July 2012

A quick note about this. I would say that events on the ground may well have shortened that wall I last discussed considerably.

Neil MacFarquhar does a good job of asking, and at times answering, the big questions. It does seem to me that he puts too much emphasis on the bombing being in Damascus. A regime can survive for a long time with low-grade insurgent violence in the capital – it can lead to successful ethnic cleansing, as happened in Baghdad – but the idea that the inner circle – and not just the Sunni components – may be cracking is a threat.

My friend may think Assad has a year at least, but I think he may be operating under a few assumptions as to how much in control of the Alawi he is. The Alawi have really staked much on the Assads, but i think if it seemed worth while to them, if they felt vulnerable enough or if an alternative seemed alluring enough, they would abandon him. The idea shouldn’t be dismissed, at least, that Assad will fall far quicker than a year. What is to come after, though, may not make many here or there too happy.

It would seem that the elite defections are starting in earnest now in Syria. The Syrian ambassador to Iraq has resigned and defected. Fares’ defection, along with the earlier defection of Gen. Tlaf, plays into the narrative of the crumbling regime in the ways that we’ve seen before, for example in Libya. I tend to be in the camp of thinking that the writing is on the wall for Assad, but the question is, how long is that wall?

Are these two high-profile defections bellwethers for immanent collapse of the regime? I think, perhaps, not. Unlike Libya, you don’t have NATO adding pressure with military force. That sped up everything. Plus, despite what the mainstream media is saying about Tlas being a personal friend to Bashar and Fares being an important, senior diplomat, it may be that what we’re seeing here is a result of the increasingly sectarian nature of the Syrian revolt.

Tlas and Fares are Sunni, and the armed opposition is increasingly majority Sunni and radical. These defections show that the Sunni elite that has existed just outside the inner Alawi core is crumbling. That’s not good for Assad, but it doesn’t spell doom just yet. If anything, I would expect the lines to harden. Assad has no compunction using extreme violence and force to sustain his rule, and the core around him may well be prepared to go as far as necessary as a means of keeping the Sunni bogeyman at bay.

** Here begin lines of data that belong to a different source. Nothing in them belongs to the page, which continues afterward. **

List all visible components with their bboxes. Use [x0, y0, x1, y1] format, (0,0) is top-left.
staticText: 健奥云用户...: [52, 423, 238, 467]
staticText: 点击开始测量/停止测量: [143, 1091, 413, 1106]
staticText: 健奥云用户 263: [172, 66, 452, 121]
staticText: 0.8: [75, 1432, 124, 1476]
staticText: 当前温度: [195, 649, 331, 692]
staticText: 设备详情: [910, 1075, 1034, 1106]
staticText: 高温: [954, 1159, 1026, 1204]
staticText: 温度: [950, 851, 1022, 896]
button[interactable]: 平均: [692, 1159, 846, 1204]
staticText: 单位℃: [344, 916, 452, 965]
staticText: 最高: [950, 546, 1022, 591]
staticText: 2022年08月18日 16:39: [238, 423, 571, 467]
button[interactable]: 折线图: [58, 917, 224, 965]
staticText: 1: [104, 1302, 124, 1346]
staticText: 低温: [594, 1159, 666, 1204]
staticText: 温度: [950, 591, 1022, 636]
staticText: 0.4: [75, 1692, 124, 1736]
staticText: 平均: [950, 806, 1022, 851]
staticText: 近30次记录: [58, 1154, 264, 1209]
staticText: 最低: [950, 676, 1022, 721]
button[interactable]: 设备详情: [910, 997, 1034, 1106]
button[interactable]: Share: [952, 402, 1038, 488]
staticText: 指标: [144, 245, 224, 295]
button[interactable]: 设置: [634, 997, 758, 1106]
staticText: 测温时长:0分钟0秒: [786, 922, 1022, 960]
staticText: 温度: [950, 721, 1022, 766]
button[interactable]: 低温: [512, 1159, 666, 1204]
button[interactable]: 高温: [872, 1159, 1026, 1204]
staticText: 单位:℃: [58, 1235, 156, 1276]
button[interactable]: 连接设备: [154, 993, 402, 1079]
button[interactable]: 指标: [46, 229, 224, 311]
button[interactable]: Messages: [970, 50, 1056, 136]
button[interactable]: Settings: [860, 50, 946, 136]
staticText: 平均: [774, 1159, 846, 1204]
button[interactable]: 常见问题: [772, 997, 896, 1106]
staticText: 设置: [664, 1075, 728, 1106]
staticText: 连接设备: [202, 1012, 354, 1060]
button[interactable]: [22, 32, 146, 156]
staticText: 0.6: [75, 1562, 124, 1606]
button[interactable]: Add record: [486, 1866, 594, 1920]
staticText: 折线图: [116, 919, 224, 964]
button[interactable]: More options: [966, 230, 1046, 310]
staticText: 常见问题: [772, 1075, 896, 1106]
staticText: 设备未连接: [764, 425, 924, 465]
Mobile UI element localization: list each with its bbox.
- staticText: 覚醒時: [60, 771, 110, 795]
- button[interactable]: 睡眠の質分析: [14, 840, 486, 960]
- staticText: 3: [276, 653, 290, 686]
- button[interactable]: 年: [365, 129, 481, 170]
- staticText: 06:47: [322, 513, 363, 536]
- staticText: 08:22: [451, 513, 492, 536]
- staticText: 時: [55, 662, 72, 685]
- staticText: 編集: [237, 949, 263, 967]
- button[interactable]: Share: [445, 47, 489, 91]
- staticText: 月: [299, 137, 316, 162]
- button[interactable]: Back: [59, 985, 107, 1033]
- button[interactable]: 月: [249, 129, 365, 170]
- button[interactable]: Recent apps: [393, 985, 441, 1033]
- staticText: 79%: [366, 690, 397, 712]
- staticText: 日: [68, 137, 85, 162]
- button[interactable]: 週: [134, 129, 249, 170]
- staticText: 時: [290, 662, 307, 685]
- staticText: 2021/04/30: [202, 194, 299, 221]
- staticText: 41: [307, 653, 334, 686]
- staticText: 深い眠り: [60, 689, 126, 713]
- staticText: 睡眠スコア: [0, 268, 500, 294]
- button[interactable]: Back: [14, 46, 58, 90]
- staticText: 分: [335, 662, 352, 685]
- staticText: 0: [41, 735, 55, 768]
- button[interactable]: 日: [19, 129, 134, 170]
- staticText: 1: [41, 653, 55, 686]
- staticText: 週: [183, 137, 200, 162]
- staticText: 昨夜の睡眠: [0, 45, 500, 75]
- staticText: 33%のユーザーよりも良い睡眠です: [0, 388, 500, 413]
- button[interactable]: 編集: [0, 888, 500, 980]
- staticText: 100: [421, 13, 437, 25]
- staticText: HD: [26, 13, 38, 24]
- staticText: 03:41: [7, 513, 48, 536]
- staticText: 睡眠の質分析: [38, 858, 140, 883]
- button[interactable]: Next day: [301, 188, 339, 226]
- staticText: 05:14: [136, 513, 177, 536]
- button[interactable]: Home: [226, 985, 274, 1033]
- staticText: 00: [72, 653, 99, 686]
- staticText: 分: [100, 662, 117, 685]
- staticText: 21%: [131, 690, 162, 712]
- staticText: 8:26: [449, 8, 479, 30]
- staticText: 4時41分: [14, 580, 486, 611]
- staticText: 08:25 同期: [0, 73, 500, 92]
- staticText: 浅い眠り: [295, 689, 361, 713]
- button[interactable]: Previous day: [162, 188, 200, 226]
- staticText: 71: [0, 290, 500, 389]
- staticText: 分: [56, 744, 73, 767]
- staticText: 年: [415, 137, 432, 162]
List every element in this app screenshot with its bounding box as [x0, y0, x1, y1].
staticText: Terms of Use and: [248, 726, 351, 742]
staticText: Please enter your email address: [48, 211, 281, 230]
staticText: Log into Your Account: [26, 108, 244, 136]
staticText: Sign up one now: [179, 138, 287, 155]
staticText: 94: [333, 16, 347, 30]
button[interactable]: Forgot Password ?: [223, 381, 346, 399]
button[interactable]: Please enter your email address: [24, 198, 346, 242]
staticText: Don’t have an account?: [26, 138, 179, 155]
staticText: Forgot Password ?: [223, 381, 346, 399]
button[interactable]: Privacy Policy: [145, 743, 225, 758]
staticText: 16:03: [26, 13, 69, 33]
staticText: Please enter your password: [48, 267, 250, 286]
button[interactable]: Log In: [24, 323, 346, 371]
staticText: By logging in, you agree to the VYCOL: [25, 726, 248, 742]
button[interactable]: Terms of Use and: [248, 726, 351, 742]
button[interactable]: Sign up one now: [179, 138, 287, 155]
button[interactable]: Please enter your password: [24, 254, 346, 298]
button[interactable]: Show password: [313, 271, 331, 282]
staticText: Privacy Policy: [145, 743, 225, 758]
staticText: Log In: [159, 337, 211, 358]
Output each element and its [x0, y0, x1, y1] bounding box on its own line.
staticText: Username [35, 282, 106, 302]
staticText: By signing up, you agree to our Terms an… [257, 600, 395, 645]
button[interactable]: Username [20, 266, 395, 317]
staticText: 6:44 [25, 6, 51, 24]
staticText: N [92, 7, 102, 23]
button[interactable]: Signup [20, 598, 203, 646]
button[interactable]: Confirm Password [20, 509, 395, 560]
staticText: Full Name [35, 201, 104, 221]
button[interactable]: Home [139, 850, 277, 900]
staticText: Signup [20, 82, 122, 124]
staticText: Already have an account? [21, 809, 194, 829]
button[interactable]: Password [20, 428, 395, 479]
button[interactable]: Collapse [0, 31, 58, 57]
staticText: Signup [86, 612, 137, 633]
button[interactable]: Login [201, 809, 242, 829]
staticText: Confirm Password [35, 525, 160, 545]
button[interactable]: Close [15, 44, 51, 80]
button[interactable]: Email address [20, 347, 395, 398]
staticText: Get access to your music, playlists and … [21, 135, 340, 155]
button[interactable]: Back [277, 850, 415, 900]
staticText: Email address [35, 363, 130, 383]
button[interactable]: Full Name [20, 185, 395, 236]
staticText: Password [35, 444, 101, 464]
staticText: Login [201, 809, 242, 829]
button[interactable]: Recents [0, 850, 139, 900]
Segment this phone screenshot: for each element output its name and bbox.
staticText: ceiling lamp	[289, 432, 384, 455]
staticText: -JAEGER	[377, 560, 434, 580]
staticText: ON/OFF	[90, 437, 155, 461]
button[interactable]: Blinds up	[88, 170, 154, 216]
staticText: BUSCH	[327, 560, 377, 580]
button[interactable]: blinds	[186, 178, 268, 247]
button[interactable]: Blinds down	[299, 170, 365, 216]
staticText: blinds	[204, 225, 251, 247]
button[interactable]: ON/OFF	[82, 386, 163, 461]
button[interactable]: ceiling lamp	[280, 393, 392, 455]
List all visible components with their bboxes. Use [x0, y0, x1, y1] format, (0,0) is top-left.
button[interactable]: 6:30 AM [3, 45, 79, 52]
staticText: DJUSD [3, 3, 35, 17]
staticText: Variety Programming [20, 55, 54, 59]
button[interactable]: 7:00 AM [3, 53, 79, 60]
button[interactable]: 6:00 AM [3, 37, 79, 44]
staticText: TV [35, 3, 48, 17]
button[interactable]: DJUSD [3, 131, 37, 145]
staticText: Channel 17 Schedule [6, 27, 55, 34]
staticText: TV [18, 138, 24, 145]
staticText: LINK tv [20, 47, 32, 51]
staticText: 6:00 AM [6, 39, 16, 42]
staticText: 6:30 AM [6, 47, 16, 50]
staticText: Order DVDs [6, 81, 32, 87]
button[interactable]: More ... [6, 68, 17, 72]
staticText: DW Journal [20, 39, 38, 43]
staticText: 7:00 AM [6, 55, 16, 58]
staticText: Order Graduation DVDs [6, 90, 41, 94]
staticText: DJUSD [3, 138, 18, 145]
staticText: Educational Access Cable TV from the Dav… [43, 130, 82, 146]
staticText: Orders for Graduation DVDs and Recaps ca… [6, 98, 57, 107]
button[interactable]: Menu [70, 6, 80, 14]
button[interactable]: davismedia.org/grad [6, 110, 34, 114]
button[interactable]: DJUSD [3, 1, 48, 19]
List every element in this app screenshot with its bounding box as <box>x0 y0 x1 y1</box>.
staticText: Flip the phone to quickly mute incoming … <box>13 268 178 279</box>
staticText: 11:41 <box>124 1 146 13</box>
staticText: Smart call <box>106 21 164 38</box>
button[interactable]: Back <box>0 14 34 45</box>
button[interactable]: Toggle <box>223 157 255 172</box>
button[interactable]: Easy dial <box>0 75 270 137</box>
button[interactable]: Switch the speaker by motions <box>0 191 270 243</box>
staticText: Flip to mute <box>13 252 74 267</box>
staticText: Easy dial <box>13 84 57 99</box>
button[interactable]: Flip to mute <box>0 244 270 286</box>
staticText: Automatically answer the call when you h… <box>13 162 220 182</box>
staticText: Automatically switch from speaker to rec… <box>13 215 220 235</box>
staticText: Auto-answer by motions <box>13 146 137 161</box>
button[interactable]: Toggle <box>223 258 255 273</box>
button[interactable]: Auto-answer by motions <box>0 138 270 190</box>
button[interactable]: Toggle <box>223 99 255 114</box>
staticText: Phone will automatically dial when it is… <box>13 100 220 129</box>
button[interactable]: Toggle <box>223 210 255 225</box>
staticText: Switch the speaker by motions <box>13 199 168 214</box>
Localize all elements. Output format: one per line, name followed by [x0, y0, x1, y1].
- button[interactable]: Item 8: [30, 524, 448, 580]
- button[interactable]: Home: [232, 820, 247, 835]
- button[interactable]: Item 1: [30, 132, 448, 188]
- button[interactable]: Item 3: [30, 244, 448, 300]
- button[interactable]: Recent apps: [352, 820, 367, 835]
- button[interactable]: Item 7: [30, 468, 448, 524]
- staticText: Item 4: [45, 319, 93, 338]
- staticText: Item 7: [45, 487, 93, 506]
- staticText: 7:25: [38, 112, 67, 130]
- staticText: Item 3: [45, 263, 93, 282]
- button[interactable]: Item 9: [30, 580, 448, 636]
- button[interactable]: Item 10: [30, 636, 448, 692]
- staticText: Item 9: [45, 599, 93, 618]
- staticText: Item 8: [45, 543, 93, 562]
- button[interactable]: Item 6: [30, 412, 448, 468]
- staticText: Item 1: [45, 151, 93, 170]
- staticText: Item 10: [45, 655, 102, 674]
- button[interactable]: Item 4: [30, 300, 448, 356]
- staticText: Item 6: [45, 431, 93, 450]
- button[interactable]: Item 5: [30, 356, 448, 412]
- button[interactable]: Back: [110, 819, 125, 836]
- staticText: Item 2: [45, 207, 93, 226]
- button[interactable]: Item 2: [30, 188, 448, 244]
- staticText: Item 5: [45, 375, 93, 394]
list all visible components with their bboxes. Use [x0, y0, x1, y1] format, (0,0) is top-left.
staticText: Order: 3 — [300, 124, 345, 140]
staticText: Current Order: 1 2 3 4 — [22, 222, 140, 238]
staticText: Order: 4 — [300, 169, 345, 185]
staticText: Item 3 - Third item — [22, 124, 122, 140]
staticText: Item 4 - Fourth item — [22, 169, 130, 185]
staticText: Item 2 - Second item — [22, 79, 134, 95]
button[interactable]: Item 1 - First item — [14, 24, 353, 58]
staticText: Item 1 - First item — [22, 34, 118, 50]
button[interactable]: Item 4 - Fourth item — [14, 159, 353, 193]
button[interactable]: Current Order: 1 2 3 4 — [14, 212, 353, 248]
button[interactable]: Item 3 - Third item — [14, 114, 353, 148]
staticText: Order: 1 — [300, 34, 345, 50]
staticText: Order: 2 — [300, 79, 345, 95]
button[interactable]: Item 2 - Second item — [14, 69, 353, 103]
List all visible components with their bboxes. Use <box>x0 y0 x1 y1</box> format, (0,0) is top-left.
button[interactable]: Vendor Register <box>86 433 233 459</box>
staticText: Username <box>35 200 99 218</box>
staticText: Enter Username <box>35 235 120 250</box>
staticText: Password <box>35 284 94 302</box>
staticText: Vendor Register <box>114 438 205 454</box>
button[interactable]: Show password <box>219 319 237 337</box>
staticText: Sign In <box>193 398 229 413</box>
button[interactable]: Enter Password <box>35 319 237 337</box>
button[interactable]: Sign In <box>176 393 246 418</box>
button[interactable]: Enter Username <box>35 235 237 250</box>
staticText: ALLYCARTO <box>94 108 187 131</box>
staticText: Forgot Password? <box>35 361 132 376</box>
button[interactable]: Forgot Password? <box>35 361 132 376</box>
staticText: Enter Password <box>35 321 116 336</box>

Then again, such a situation may be ripe for a palace coup, as Reva Bhalla and Kamran Bokhari have pointed out in Strafor (via Josh Landis’ site).

So, more crumbling at the edges, but the wall still stands. For how long? A friend with good insight says at least another year. Half the military and the entire diplomatic corps could defect in that time. Assad’s state may shrink before it falls.